By Libya Herald reporters.
Tripoli, 24 December 2016:
Concern is rising for more than 120 women and children, some of them wounded, held for weeks in Misrata after they were found among IS terrorists in the final stages of the Sirte siege.
An official at the city’s Al-Jawiyyah prison has told Human Rights Watch that there is insufficient medical care for the group within the jail. Public hospitals were refusing to admit those needing treatment for fear of attacks by locals angered at the 700-plus death toll among Bunyan Marsous in the Sirte operation.
Once they were inside BM lines the injured were given first aid at field hospitals. But prison officials say some of them have shrapnel and bullet wounds that need urgent hospital attention. There are also cases of dehydration and malnourishment and some of the women are pregnant. The prison clinic is not equipped to deal with pregnancies and children. An official said that the jail could not afford to pay for outside care
Human Rights Watch today urged action. “The Libyan authorities should do everything possible to ensure that the women and children who fled Sirte do not suffer from any association they may have with ISIS fighters,” said Bill Van Esveld, an HRW children’s rights researcher, “The authorities should urgently work with the UN and aid groups to get these civilians to a safe place where they can receive necessary medical care and other assistance.”
UN officials who visited Al-Jawiyyah four times since November had told HRW that there were 35 women and 88 children, including 15 who are unaccompanied, held in the jail. None was said to have identification documents. Although the majority of the detainees is Libyan, others are said to be from Chad, Eritrea, Iraq, Niger Syria and Tunisia.
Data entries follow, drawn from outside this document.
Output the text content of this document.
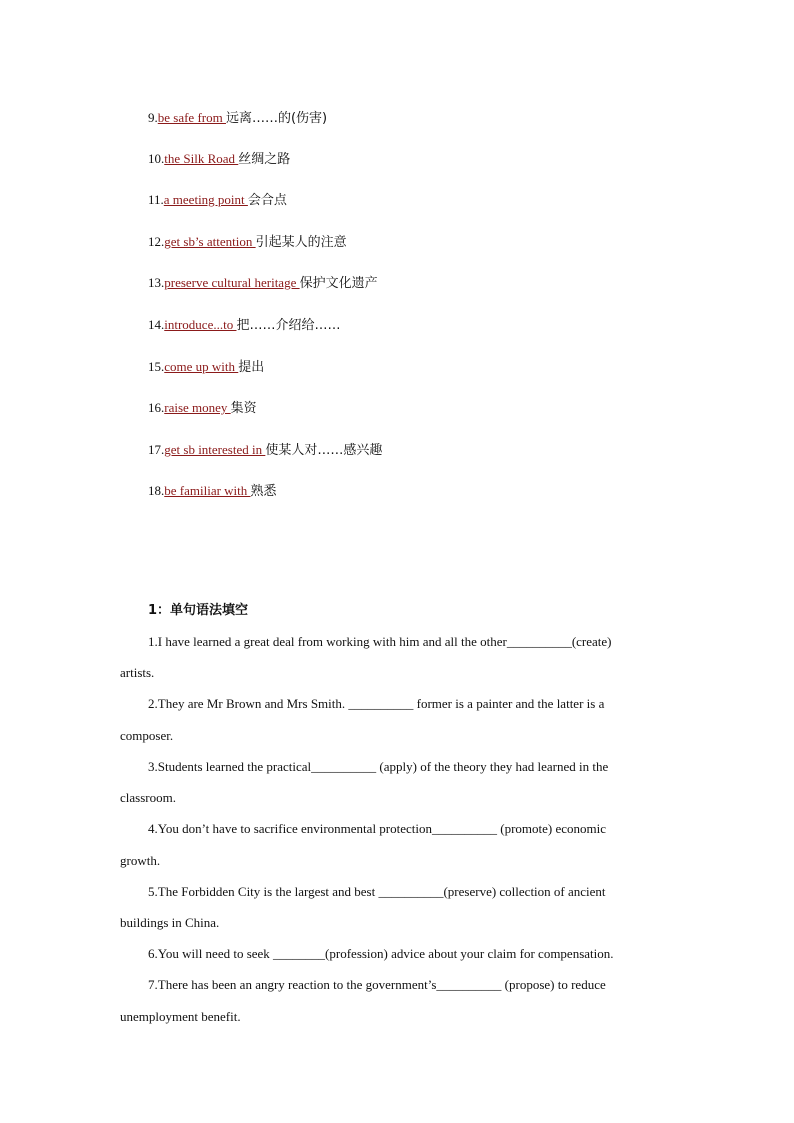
9.be safe from 远离……的(伤害)
10.the Silk Road 丝绸之路
11.a meeting point 会合点
12.get sb’s attention 引起某人的注意
13.preserve cultural heritage 保护文化遗产
14.introduce...to 把……介绍给……
15.come up with 提出
16.raise money 集资
17.get sb interested in 使某人对……感兴趣
18.be familiar with 熟悉
1：单句语法填空
1.I have learned a great deal from working with him and all the other__________(create)
artists.
2.They are Mr Brown and Mrs Smith. __________ former is a painter and the latter is a
composer.
3.Students learned the practical__________ (apply) of the theory they had learned in the
classroom.
4.You don’t have to sacrifice environmental protection__________ (promote) economic
growth.
5.The Forbidden City is the largest and best __________(preserve) collection of ancient
buildings in China.
6.You will need to seek ________(profession) advice about your claim for compensation.
7.There has been an angry reaction to the government’s__________ (propose) to reduce
unemployment benefit.
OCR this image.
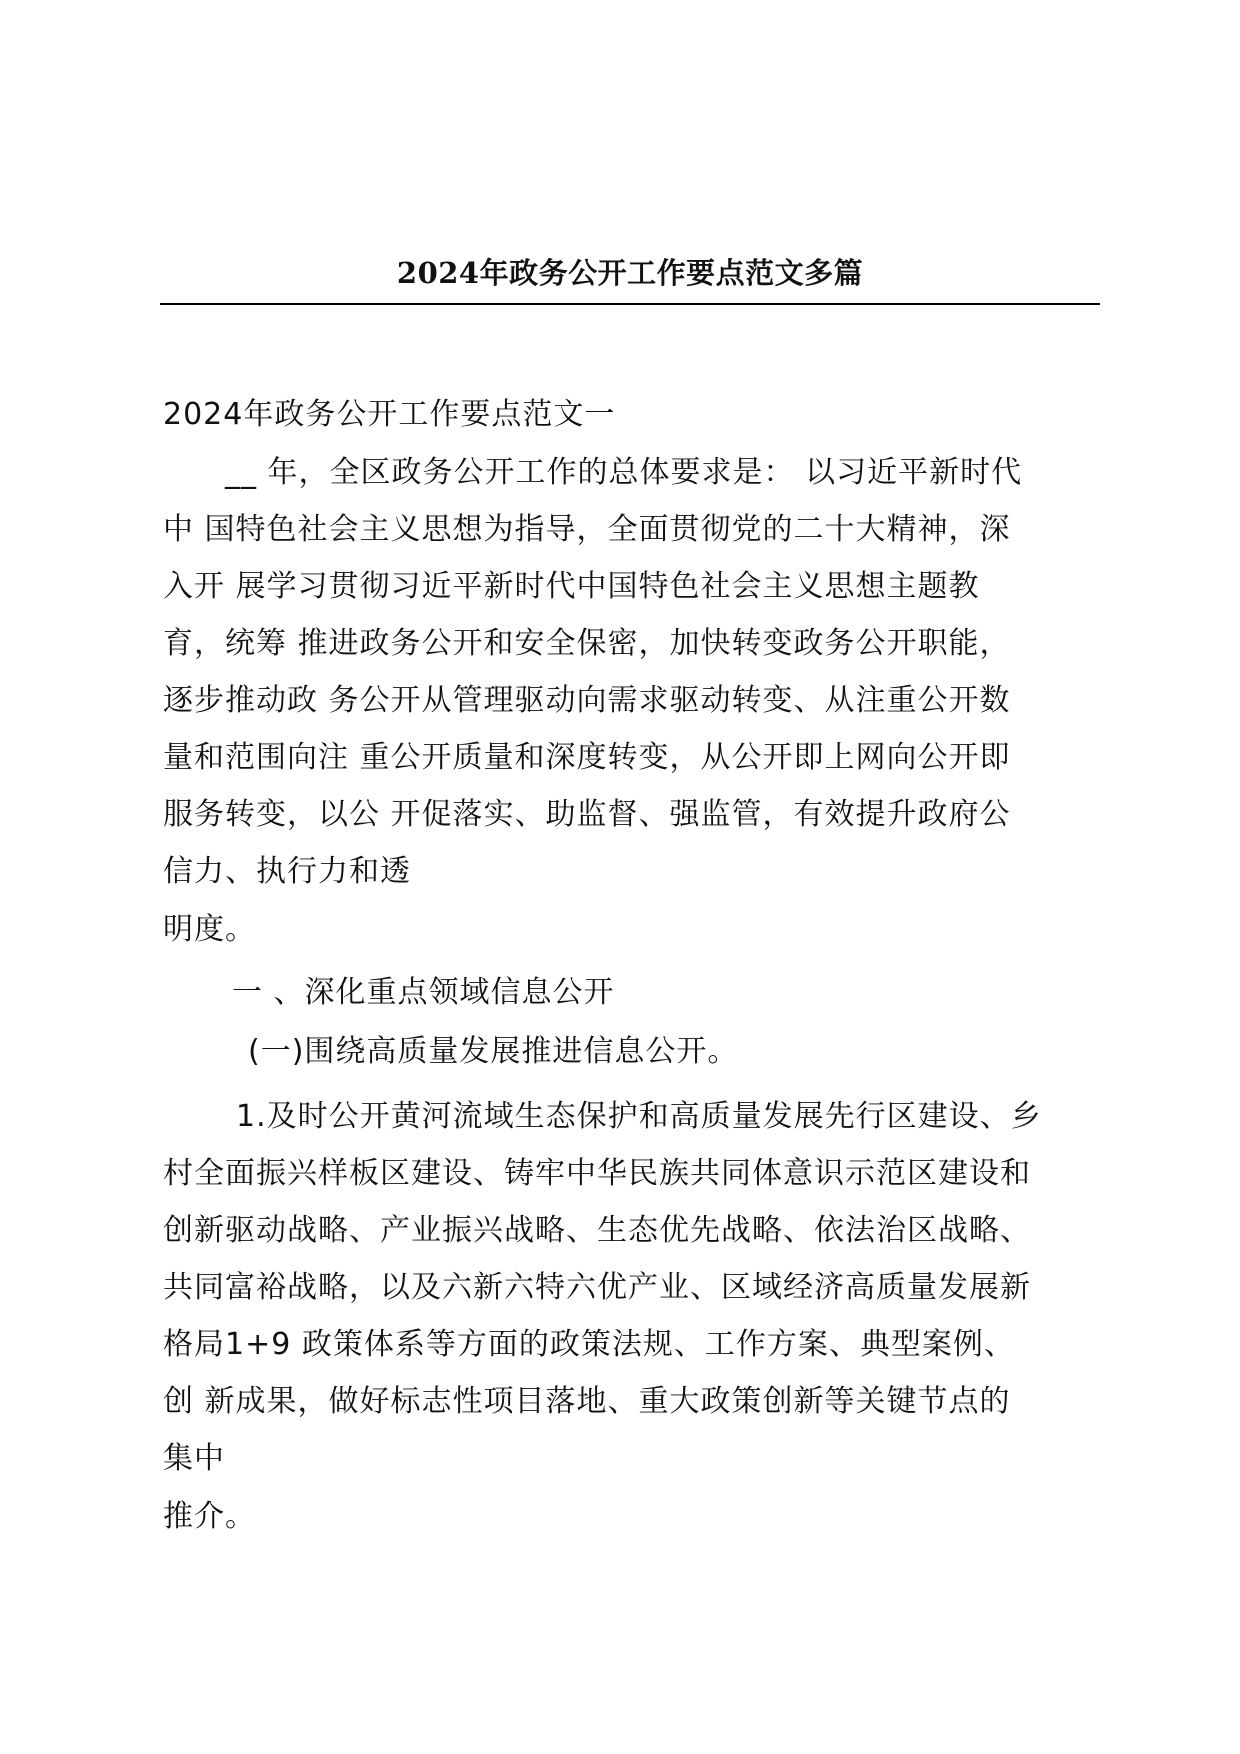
2024年政务公开工作要点范文多篇
2024年政务公开工作要点范文一
__ 年，全区政务公开工作的总体要求是： 以习近平新时代
中 国特色社会主义思想为指导，全面贯彻党的二十大精神，深
入开 展学习贯彻习近平新时代中国特色社会主义思想主题教
育，统筹 推进政务公开和安全保密，加快转变政务公开职能，
逐步推动政 务公开从管理驱动向需求驱动转变、从注重公开数
量和范围向注 重公开质量和深度转变，从公开即上网向公开即
服务转变，以公 开促落实、助监督、强监管，有效提升政府公
信力、执行力和透
明度。
一 、深化重点领域信息公开
(一)围绕高质量发展推进信息公开。
1.及时公开黄河流域生态保护和高质量发展先行区建设、乡
村全面振兴样板区建设、铸牢中华民族共同体意识示范区建设和
创新驱动战略、产业振兴战略、生态优先战略、依法治区战略、
共同富裕战略，以及六新六特六优产业、区域经济高质量发展新
格局1+9 政策体系等方面的政策法规、工作方案、典型案例、
创 新成果，做好标志性项目落地、重大政策创新等关键节点的
集中
推介。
A prison official said that with the exception of four Filipina medical staff trapped in Srte when IS took over, the group was made up of wives and children of IS fighters. There have have been many reports suggesting that some at least of these IS “wives” were seized and given to the terrorists.
In the last days of the fighting in Sirte, BM broadcast regular surrender appeals, aimed particularly at women urging them to escape the conflict. The numbers rose slowly from an initial trickle. The early caring welcome given to the women and the children changed at the start of this month, when at least one woman blew herself up amidst the men who thought they had rescued her.
The change of mood among BM forces led to extreme wariness as black garbed women and children approached. The woman who blew up four BM fighters along with herself had arrived with a number of children. Footage of some of the subsequent civilian surrenders recorded shouted insults that they were infidels and scum. Yet there were also examples of BM fighters ignoring the risks of suicide bombers and still dangerous terrorist snipers to carry terrified children to safety.